Microsoft is digging into the building blocks of life to find a way to encode and store humanity’s digital future, with the vendor flagging a recent demonstration of what it claims is the first fully automated system to store and retrieve data in manufactured DNA.
DNA (deoxyribonucleic acid), which codes genetic information, has long been touted as a potential contender for the future of data storage.
But as with any novel technology, development takes time, and many challenges need to be addressed before anything coming close to a commercially viable solution emerges. However, the potential of such storage technology is undeniable.
According to Microsoft, using DNA to archive data is an attractive possibility because it is extremely dense – up to about 1 exabyte per cubic millimetre – and durable, with a half-life of over 500 years.
And although it is not practical yet due to the current state of DNA synthesis and sequencing, these technologies are improving quite rapidly with advances in the biotech industry, according to Microsoft.
Clearly, things are coming along.
In a recent proof-of-concept test, researchers from Microsoft and the University of Washington (UW) successfully encoded the word “hello” in snippets of fabricated DNA and converted it back to digital data using a fully automated end-to-end system.
The test, which was described in a new paper published March 21 in Nature Scientific Reports, has been described by Microsoft as a key step in moving the technology out of the research lab and into commercial data centres.
But despite Microsoft’s optimism, there still appears to be quite a way to go before the tech industry can begin ordering DNA storage drives from suppliers.
While machines such as synthesisers and sequencers have already been developed to perform key parts of the process, many of the intermediate steps have, until now, required manual labour in the research lab, according to Microsoft.
Performing such tasks manually isn’t viable in a commercial setting, noted Chris Takahashi, senior research scientist at the UW’s Paul G. Allen School of Computer Science & Engineering.
“You can’t have a bunch of people running around a data centre with pipettes — it’s too prone to human error, it’s too costly and the footprint would be too large,” Takahashi said.
Which is why the successful trial of the automated DNA storage and retrieval system is something Microsoft wants to make a big show and dance of.
So, how does it work?
As is the case for DNA data storage techniques generally, information is stored in synthetic DNA molecules created in a lab, not DNA from humans or other living things. In the process Microsoft is developing, this information can be encrypted before it is sent to the storage system.

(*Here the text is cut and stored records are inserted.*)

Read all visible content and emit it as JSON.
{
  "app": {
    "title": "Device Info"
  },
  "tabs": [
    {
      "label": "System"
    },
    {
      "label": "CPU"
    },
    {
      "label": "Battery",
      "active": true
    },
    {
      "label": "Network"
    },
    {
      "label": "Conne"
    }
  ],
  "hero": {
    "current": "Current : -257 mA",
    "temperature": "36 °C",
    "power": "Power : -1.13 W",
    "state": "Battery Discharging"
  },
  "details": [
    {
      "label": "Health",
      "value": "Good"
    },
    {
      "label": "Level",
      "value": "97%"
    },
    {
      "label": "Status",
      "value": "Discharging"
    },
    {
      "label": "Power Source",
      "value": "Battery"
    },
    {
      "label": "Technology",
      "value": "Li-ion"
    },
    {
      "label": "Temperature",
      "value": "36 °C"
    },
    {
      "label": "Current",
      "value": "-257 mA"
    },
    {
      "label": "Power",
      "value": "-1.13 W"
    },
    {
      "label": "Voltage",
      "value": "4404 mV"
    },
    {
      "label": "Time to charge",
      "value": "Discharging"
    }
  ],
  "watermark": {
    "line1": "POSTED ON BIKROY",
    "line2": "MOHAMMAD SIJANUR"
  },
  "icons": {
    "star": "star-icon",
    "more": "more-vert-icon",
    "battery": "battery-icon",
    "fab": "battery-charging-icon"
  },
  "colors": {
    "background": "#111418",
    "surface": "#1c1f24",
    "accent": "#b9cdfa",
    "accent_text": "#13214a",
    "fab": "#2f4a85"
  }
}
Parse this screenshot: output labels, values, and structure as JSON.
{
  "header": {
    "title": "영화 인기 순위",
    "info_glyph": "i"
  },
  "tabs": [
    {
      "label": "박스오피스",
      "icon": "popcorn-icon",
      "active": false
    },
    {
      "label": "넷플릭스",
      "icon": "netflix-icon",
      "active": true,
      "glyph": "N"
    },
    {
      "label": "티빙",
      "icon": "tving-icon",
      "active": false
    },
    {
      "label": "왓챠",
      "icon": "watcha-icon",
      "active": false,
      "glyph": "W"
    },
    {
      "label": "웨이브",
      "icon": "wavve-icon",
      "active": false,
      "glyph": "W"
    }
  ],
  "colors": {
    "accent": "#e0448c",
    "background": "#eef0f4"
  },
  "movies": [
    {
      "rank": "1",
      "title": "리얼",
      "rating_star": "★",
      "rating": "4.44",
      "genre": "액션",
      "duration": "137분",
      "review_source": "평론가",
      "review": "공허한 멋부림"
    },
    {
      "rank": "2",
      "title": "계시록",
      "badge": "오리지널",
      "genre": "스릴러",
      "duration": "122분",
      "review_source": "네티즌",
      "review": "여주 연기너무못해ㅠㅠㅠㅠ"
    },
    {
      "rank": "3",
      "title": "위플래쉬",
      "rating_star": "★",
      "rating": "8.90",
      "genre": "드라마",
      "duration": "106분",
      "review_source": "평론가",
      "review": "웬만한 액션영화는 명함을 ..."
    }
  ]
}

The automated DNA data storage system uses software developed by the Microsoft and UW team that converts the ones and zeros of digital data into the As, Ts, Cs and Gs that make up the building blocks of DNA, according to Microsoft.
Then it uses inexpensive, largely off-the-shelf lab equipment to flow the necessary liquids and chemicals into a synthesiser that builds manufactured snippets of DNA and to push them into a storage vessel, the vendor said.
When the system needs to retrieve the information, it adds other chemicals to properly prepare the DNA and uses microfluidic pumps to push the liquids into other parts of the system that ‘read’ the DNA sequences and convert it back to information that a computer can understand.
The goal of the project was not to prove how fast or inexpensively the system could work, the researchers noted, but simply to demonstrate that automation is possible.
“Our ultimate goal is to put a system into production that, to the end-user, looks very much like any other cloud storage service — bits are sent to a data centre and stored there and then they just appear when the customer wants them,” said Microsoft principal researcher Karin Strauss. “To do that, we needed to prove that this is practical from an automation perspective.”